У меня был случай на рейсе в Нью-Йорк. Летел пожилой пассажир, старше 80 лет. Уже на посадке ему стало плохо, потерял сознание. На борту был врач, летел на конференцию, и двое американских полицейских. У них полицейские тоже проходят обязательный курс доврачебной помощи, и им тоже постоянно освежают знания. Если они не помогают в такой ситуации, их судят.
Врач почти сразу сам всё заметил и начал помогать. До прихода медиков пассажир был под присмотром, потом его забрали в терминал. Чем кончилось, не знаю, но врач уверенно говорил, что всё будет хорошо.
Во время полёта у меня несколько раз были случаи, когда человек терял сознание. У нас есть кислородные баллоны на борту, и в большинстве случаев они нас спасают. Первопричина обморока обычно недостаток кислорода и пониженное давление, которые вызывают у разных людей разную реакцию.
Потом посадка. Мы снова убеждаемся, что всё готово к посадке (столики, шторки, ремни), дальше готовим кухню: закрепляем оборудование, выключаем питание. Если горячие напитки были на рейсе и остались, их надо обязательно вылить.
Помогаем с высадкой.
Дальше, если это короткий рейс до 5 часов, он может быть вообще разворотный, то есть мы остаёмся на борту. Прилетели, постояли час, вернулись. Если дольше 5 часов, то дают отдых 24 часа, крайне редко — 12 часов. Есть «ночёвочные» рейсы: вечером можно улететь туда, ночевать там, утром вернуться в Москву. Потому что утром лететь лучше, чем ночью после разворота, — больше билетов.
Сразу после высадки всех пассажиров мы проверяем салон, чтобы ничего не осталось забытого, проходим формальности, сдаём оборудование для рейса. Если что-то осталось, передаём представителю авиакомпании, он ищет владельца — например, даёт объявление в аэропорту. В самолёте почти ничего не крадут: каждый сантиметр под камерами и преступника найти очень легко. У меня случаев не было.
После прилёта мы ещё где-то час на работе. Обычно я из диспетчерской выхожу через полтора часа.
Если мы выходим на землю, то у нас свои автобусы, которые возят экипаж. Есть своя диспетчерская, свой паспортный контроль, своя пограничная служба. С пассажирами мы не пересекаемся. В гостиницах у нас есть минимальные наборы — гели, мыло, шампунь, зубные щётки. В разворотные рейсы я ничего не беру с собой, только косметичку. В длинные — чемодан с гражданской одеждой и всем нужным.

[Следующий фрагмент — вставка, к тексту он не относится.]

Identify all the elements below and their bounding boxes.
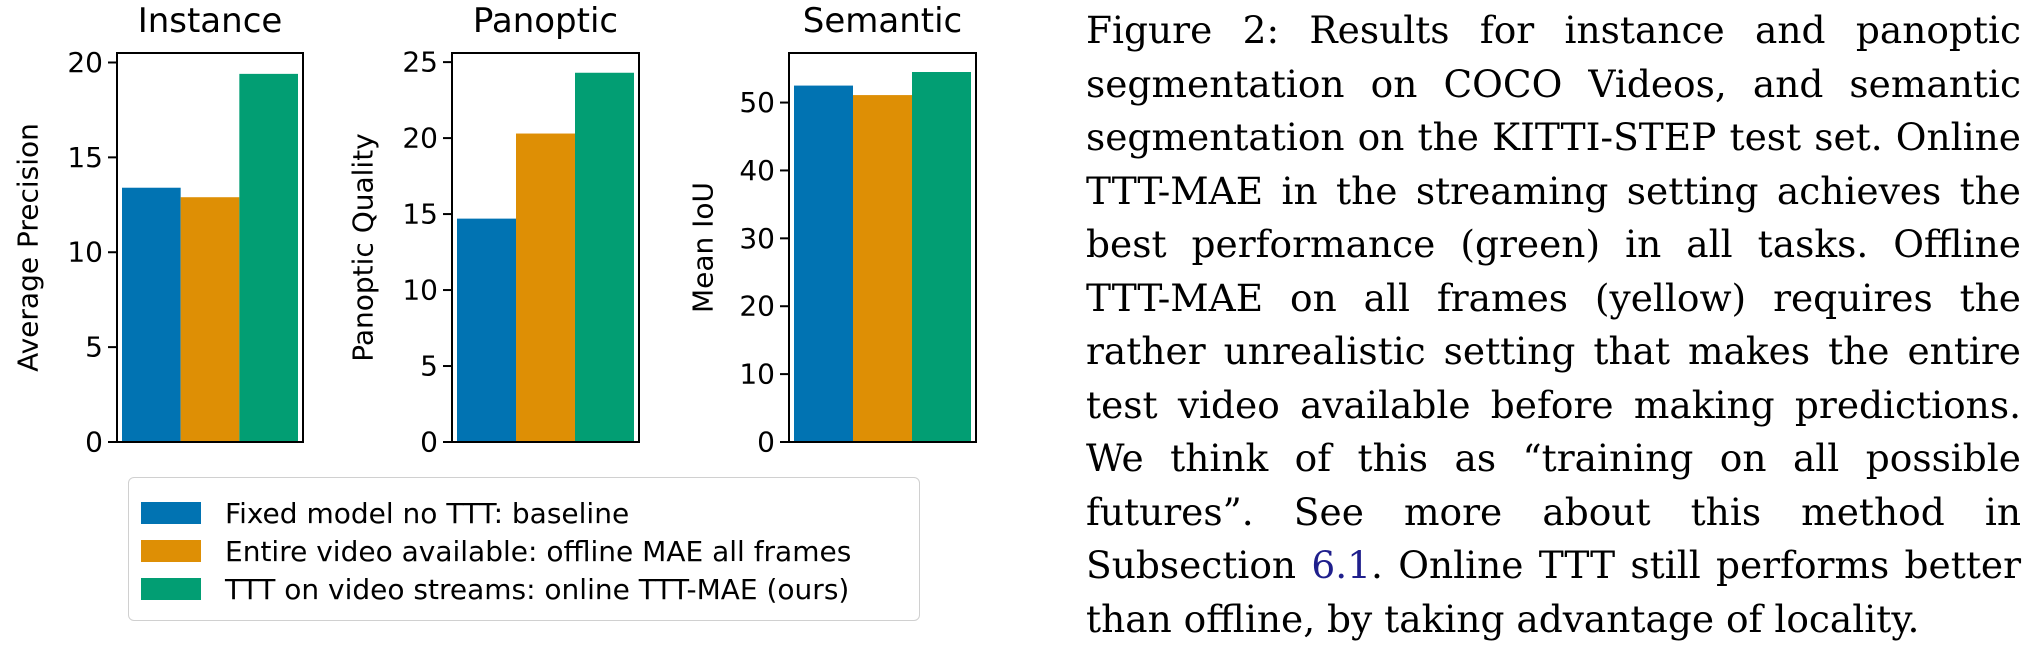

Потом могут делать обеззараживание. Обеззараживание делают специальные службы — дезинсекция, дезинфекция. Летом раз в 2 недели, зимой раз в месяц. Но если вдруг мы во время полёта или на земле заметили, что по салону летает муха, то делаем запись в журнале. Потом сотрудники санитарной службы расследуют. Чаще всего проводят дополнительную обработку.
Есть ещё обработка перед полётом в определённые страны и обработка перед вылетом из этих стран.
Колясками и багажом занимаются наземные службы. Если на борту на носилках везут раненых или пациентов госпиталей для операции, то с ними особая процедура.
В отпуск я всё равно летаю. Но не в новые места, а в те, где была день и мне понравилось, где хотелось провести больше времени. Есть в планах посетить страны, куда не летаем, но они обычно далеко, а ещё один полёт ради этого брать не всегда хочется.
Почему стала бортпроводником? У меня родители летали. Романтично, прекрасно, мама брала с собой в командировки. Тогда они были другие. Сейчас частота рейсов увеличилась. Раньше было спокойнее: длинные вылеты были 2-3 раза в неделю, экипаж оставался на пару дней. Я с мамой летала и думала: «Как же здорово, а ещё тебе за это платят зарплату, кормят и заселяют!»